A couple of days later, it was time for me to take a shower again. The CNA indicated that it would have to be a little later because she was busy at present. I had been doing a lot of exercising around the hall, and while I was only performing sidesteps, I was developing my inner thigh muscles, hamstrings, and abdominals. I reasoned that this would allow me to bend and stand more easily in the shower without losing my balance. So I told the CNA that I would not need her to be in the room to help me shower; I just wanted her to help me to set things up. She agreed that she did have time for that, and she went and prepared the shower.
A few minutes later, she came back with a hospital gown for me. I put it and my shower shoes on, and gave her my body wash and clean underwear to carry into the shower room. Once in there, I asked her to hand me my body wash and a couple of hand towels.
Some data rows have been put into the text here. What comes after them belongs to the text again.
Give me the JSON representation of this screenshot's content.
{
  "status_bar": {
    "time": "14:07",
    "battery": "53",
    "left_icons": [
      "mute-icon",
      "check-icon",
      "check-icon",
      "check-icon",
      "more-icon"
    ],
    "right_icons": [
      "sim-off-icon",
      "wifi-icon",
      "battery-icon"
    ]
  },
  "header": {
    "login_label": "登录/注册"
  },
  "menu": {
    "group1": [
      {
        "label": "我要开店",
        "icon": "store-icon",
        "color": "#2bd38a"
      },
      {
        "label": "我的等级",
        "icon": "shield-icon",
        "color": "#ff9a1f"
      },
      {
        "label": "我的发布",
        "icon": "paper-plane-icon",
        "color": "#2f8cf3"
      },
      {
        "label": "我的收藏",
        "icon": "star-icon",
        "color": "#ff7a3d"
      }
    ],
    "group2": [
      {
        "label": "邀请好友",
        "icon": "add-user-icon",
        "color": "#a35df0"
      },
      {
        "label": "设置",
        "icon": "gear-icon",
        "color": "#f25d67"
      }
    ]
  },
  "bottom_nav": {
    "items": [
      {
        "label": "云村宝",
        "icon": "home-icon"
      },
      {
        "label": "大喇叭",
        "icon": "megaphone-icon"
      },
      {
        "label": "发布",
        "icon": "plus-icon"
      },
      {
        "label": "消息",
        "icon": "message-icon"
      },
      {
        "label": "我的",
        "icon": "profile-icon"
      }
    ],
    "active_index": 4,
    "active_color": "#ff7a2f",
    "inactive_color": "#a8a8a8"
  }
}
I asker her to close the curtain so I could remove my gown and underwear, and hand them to her.
“You got everything you need?”
“Are you sure you’re going to be okay by yourself?”
“I feel really safe; you don’t have to worry.”
“Okay, I’m about to go help the patient in 205. I’ll be in there a while, so pull the cord when you’re ready to come out.”
I turned on the hot water and washed my face. After that, I lathered myself up several times. For the first time, I was able to bend down and wash my own feet. Next I reached up and took the removable shower wand down. I was surprised that I could reach it from a seated position, because it had once seemed so high. The warm water poured over my entire head, especially my ears and eyes. Then I rinsed off my entire body.
When I was finished with the shower wand, I stood up to snap it back into place. Standing was easy now. It was basically performing the same squat movement I did a hundred times a day. Standing felt so good that I lathered and rinsed several more times. I finally had the strength and balance to take real showers again!
I sat down and turned off the water again. Then I pulled the cord to call the CNA. I asked her to dry my back and underarms, while I dried my front side. She draped my gown over me. I then pulled on my clean pair of undershorts. After that, I stood up again and walked back to my room. I walked with a more erect and even steadier gait, as if my body itself was becoming aware of the things it could do on its own again.